第15話

 へぇ……思ってたより、結構いいところじゃん。

 黒岩市から、原付を走らせて約1時間とちょいのキャンプ場。俺と歌夜は、そこに来ていた。

 キャンプ場と言っても、まだオープン前で俺達以外は誰も居ない。今回は、知り合いの伝で特別に使わせてもらっている。


「さてと、それじゃ早いとこテントを建てちゃおうよ」

『了解だ(*`・ω・)ゞ』


 やれやれ……相変わらず素っ気ないな。こっちまで来れば、多少はマシになると思ったんだけどな。

 まぁ、今更言ってもしゃあない。歌夜も何だかんだ言って、今日のキャンプを楽しみにしてたみたいだし、そのうち機嫌もよくなるだろう。

 てか、そうなってほしい。いや、マジでさ本当に頼むぜ。


「匠馬。ぼけっとしてないで、そっち持ってよ」


 おっとっと、考え事していら手が止まっていたようだ。こんなくだらないことで、歌夜のストレスメーターを無駄に上げちまったな。反省反省。


「面倒なことは、さっさと済ませて早く遊ぼうよ」

『そうだな』


 お? 意外と怒ってないな。むしろ、さっきよりテンション高めだな。よしよし、これはいい傾向ですな。

 そっから俺らは、2人で協力してテントを立てた。

 俺達が持ってきたテントは、3〜4人用のファミリータイプだ。だから、そこそこデカくて中々大変だった。

 正直な所、年頃の男女が同じテントを使うってのは、色々と問題がある気がするんだが、これしか無かったから仕方ない。まぁ、俺と歌夜だし、特になにか起きる訳がないし問題はないか。


「ふぅ……結構大変だったわね」

『そうだな。まぁまぁ疲れたわ……』

「ま、いいっか。さてと、それじゃこれから何しよっか?」

『何でもいいぞ』

「あのさぁ……そういうのが1番困るんだけど」


 えぇ……そんなゴミを見るような目をしなくてもいいじゃん。

 だってよ、キャンプとか初めてなんだから、何していいか分からねぇんだから、仕方ねぇだろ。

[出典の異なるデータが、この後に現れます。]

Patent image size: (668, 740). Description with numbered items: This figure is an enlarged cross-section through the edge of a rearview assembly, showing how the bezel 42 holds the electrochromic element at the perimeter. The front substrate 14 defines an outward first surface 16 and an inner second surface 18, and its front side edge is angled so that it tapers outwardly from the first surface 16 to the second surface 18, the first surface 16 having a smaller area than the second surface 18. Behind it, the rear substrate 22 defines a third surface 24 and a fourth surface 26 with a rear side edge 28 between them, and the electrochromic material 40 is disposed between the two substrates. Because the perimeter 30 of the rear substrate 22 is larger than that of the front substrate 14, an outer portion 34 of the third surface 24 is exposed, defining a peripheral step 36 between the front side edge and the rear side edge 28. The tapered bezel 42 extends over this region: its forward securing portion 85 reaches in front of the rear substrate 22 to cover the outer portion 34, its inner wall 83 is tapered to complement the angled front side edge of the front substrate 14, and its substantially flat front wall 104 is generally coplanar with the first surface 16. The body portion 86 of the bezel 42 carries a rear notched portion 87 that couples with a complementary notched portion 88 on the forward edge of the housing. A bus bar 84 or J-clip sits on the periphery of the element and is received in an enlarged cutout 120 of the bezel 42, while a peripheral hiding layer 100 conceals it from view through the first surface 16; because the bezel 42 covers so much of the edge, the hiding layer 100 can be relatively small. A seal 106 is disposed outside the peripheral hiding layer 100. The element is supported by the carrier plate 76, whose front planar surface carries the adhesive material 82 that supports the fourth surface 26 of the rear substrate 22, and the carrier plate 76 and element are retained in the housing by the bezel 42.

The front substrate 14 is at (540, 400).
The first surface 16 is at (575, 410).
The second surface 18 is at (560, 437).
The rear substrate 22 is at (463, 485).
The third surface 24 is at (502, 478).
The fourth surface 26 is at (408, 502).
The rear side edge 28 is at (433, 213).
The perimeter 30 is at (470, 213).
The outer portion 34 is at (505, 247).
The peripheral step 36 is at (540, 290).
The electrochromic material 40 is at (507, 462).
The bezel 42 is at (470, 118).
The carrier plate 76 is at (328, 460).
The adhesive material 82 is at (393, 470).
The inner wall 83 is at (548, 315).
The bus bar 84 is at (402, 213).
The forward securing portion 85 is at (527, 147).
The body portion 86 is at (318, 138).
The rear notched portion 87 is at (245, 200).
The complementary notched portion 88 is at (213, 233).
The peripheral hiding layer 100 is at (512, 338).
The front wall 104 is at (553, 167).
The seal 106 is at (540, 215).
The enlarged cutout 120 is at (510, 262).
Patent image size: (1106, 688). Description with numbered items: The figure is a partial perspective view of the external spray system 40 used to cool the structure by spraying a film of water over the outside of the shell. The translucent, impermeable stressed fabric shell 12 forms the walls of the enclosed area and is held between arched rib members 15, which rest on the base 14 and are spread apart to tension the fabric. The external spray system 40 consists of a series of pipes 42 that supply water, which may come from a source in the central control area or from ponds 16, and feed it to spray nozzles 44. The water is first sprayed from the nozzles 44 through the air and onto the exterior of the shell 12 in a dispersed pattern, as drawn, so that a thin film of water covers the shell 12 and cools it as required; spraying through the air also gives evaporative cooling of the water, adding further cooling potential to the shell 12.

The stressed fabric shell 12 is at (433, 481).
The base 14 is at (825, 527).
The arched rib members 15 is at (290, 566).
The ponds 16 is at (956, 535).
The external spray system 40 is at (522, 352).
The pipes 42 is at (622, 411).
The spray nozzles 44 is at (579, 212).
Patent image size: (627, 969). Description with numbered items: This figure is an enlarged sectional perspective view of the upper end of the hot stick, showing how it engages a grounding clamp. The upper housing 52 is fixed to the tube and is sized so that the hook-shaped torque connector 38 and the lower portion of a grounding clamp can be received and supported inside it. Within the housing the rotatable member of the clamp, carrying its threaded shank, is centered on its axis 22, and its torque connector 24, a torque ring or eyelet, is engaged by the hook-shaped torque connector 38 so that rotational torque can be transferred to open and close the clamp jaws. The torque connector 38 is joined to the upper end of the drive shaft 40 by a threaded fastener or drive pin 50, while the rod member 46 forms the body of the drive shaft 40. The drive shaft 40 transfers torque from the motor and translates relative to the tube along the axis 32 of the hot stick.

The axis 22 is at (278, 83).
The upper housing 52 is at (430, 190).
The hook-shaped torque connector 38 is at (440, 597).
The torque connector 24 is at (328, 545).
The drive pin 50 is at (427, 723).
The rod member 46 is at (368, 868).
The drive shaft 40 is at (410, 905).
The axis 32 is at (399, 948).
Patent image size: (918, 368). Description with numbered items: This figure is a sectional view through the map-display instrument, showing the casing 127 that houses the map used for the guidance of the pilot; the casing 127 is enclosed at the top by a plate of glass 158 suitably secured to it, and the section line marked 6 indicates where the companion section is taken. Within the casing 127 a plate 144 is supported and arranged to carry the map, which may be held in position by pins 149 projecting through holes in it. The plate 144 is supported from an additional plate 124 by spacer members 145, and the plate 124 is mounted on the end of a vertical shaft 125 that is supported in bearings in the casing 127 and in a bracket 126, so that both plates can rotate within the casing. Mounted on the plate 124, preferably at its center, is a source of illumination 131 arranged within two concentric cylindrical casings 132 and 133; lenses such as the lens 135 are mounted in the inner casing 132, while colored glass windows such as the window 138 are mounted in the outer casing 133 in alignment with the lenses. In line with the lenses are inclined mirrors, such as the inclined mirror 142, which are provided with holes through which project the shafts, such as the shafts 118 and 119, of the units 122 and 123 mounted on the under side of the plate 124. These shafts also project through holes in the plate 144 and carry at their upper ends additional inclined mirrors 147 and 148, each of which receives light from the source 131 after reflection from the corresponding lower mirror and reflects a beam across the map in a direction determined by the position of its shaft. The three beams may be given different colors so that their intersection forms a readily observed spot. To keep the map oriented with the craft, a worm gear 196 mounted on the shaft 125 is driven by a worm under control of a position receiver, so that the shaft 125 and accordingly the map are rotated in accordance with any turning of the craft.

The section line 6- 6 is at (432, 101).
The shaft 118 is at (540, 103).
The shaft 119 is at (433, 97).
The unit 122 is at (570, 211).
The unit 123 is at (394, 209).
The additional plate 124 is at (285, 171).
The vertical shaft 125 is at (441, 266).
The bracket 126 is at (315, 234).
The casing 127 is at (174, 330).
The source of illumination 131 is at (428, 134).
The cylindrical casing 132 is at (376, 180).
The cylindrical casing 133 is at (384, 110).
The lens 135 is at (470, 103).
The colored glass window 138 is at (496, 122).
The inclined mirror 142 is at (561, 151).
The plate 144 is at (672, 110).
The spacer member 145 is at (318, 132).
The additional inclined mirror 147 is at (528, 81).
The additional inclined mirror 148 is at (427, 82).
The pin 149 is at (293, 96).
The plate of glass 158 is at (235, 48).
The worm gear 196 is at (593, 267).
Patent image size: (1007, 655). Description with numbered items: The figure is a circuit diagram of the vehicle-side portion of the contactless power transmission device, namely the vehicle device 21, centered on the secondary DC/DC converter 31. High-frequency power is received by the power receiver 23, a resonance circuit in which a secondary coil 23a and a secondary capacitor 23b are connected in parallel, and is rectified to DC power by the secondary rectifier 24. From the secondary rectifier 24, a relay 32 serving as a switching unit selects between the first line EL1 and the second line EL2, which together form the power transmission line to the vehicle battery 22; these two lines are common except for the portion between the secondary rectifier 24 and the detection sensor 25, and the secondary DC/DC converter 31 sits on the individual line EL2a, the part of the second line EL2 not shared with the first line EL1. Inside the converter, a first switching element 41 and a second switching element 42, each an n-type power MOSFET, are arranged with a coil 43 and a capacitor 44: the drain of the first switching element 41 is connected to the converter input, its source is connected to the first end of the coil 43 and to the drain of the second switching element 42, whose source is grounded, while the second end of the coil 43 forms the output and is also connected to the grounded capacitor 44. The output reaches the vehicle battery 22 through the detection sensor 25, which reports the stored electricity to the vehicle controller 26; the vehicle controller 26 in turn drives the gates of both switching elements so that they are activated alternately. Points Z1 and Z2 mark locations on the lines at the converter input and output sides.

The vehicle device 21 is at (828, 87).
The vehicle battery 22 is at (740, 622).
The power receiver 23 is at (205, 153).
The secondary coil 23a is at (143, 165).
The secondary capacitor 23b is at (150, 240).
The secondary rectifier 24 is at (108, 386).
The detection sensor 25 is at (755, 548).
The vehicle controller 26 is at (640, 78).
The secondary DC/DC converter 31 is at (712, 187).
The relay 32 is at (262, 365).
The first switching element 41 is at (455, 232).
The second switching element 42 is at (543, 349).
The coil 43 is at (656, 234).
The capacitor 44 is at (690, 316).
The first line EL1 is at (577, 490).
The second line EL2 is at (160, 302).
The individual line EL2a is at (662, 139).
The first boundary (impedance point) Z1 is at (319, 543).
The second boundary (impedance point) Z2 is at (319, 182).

「はぁ……まぁいいわ。とりあえず、その辺散歩でもする?」

『いいね』

「ん。それじゃ行こ」


 うん。やっぱ、いいところだな。

 なんて言えばいいかよく分からねぇけど、とにかく居心地がいい。心が安らぐ感じだ。これが噂に聞く、何とかセラピーって言うんだろうな。


「ねぇ……」

『どうした?』

「……あー、ごめん。やっぱ、何でもないや」


 何だよ。言いたいことがあるなら、はっきり言えよ。そんなのらしくねぇっての。


「あ、そうだ。私このまま薪集めてくる。匠馬は、適当に夕飯の準備でもしててよ」


 歌夜はそう言って、1人でパタパタと走って行ってしまう。

 ったく、何なんだよ。だいたい、まだ夕飯には早すぎるだろ。

 まぁ、行っちまったのはしゃあないか。とりあえず、テントに戻って焚き火の準備でもしてるか。


 ―歌夜視点―


「はぁ……」


 参ったな。いやぁ、本当に困ったよこれは……。

 あの日以来、どうにも匠馬と上手く話せない。

 どれもこれも、全部周りが悪いのよ! うん、そうだよ。私は何一つ悪くない。世の中が悪い。


「はぁもう……」


 嘘だ。

 誰も悪くない。

 理由は分かっている。

 だって、気付いちゃったんだもん。私は……


 ――――

 ――


「ねぇ歌夜?」

「何?」

「あんたさ、匠馬と何があったの?」

「別に何もないわよ」


 明日は7時に出発だから、そろそろ寝ようとしていた時に、お姉ちゃんがいきなりそんなこと言ってきた。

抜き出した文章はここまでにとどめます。